BaldelliaBalitoridae

Baldéllia

= naar de Italiaanse edelman Baldelli.

Klein geslacht van moerasplanten met 3 soorten uit de familie van de ➛Alismataceae.

Nauw verwant aan ➛Aquarius. Eén soort leent zich voor het aquarium.

ranunculoídes

Parlatore 1854

Moerasweegbree, stijve moerasweegbree

Verspreid over een groot deel van Europa en het mediterrane gebied. Langs de Atlantische kust meer algemeen. Zeer zeldzaam in Oost-Europa en Scandinavië.

Bladeren zijn in de moerasvorm elliptisch of lancetvormig en groeien met vrij lange stelen vanuit een rozet. Onder water vormen de planten lintbladeren, zoals Vallisneria of Sagittaria, maar met een duidelijk verdikte middennerf.

Hoogte tot 50 cm, breedte tot 10 mm.

Een weinig eisende, trage groeier die veel licht verlangt.

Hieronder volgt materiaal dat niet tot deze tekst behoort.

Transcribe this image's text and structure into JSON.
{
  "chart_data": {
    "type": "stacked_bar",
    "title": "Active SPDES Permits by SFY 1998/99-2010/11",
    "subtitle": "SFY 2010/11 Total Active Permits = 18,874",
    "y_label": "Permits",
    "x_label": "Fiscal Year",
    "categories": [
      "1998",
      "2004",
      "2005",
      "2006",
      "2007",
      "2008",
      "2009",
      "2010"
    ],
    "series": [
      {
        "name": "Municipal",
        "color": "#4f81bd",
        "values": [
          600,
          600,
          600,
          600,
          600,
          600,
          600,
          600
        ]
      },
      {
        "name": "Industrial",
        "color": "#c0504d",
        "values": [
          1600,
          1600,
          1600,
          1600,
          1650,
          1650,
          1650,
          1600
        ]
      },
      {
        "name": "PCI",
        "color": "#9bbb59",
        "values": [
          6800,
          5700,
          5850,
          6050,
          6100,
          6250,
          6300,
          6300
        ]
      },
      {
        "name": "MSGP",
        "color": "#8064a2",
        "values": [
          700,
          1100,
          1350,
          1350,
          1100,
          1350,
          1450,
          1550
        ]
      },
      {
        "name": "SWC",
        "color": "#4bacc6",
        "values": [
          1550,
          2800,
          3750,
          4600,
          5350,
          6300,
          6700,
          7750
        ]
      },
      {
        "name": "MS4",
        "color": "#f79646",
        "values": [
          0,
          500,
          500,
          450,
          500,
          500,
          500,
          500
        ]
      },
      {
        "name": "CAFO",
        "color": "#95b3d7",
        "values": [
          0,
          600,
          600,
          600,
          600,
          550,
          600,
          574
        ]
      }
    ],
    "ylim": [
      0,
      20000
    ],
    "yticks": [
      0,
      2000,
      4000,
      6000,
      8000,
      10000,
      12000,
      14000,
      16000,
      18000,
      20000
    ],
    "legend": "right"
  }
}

Neemt genoegen met een bodem van vuil zand.

Geschikt voor aquaria vanaf 60 liter.

Temperatuur: 10 tot 25° C

pH: 6-7   dH: 8-30   fH: 14-53   ppm: 130-500

In de aquariumhandel zijn deze planten vrijwel niet te vinden, maar in de vijverwereld zijn ze bekender: probeer eens een tuincentrum. Haal de plant in geen geval uit de natuur, aangezien deze op de Nederlandse rode lijst staat. Ook in België is de plant zeldzaam.

Balítora

= zandgraver.

Geslacht van karpers met ruim 15 soorten uit de familie van de ➛Balitoridae.

Langgerekte steenkruipers met grote, breed uitstaande borst- en buikvinnen, echter niet tot een zuignap vergroeid als bij andere geslachten uit de familie. Eén soort wordt bij hoge uitzondering te koop aangeboden.

brúcei

Gray 1830

Balitora brucei
Balitora brucei
Inheems in noordoostelijk India, Bhutan en Bangladesh, in beken met snel stromend, zeer zuurstofrijk water.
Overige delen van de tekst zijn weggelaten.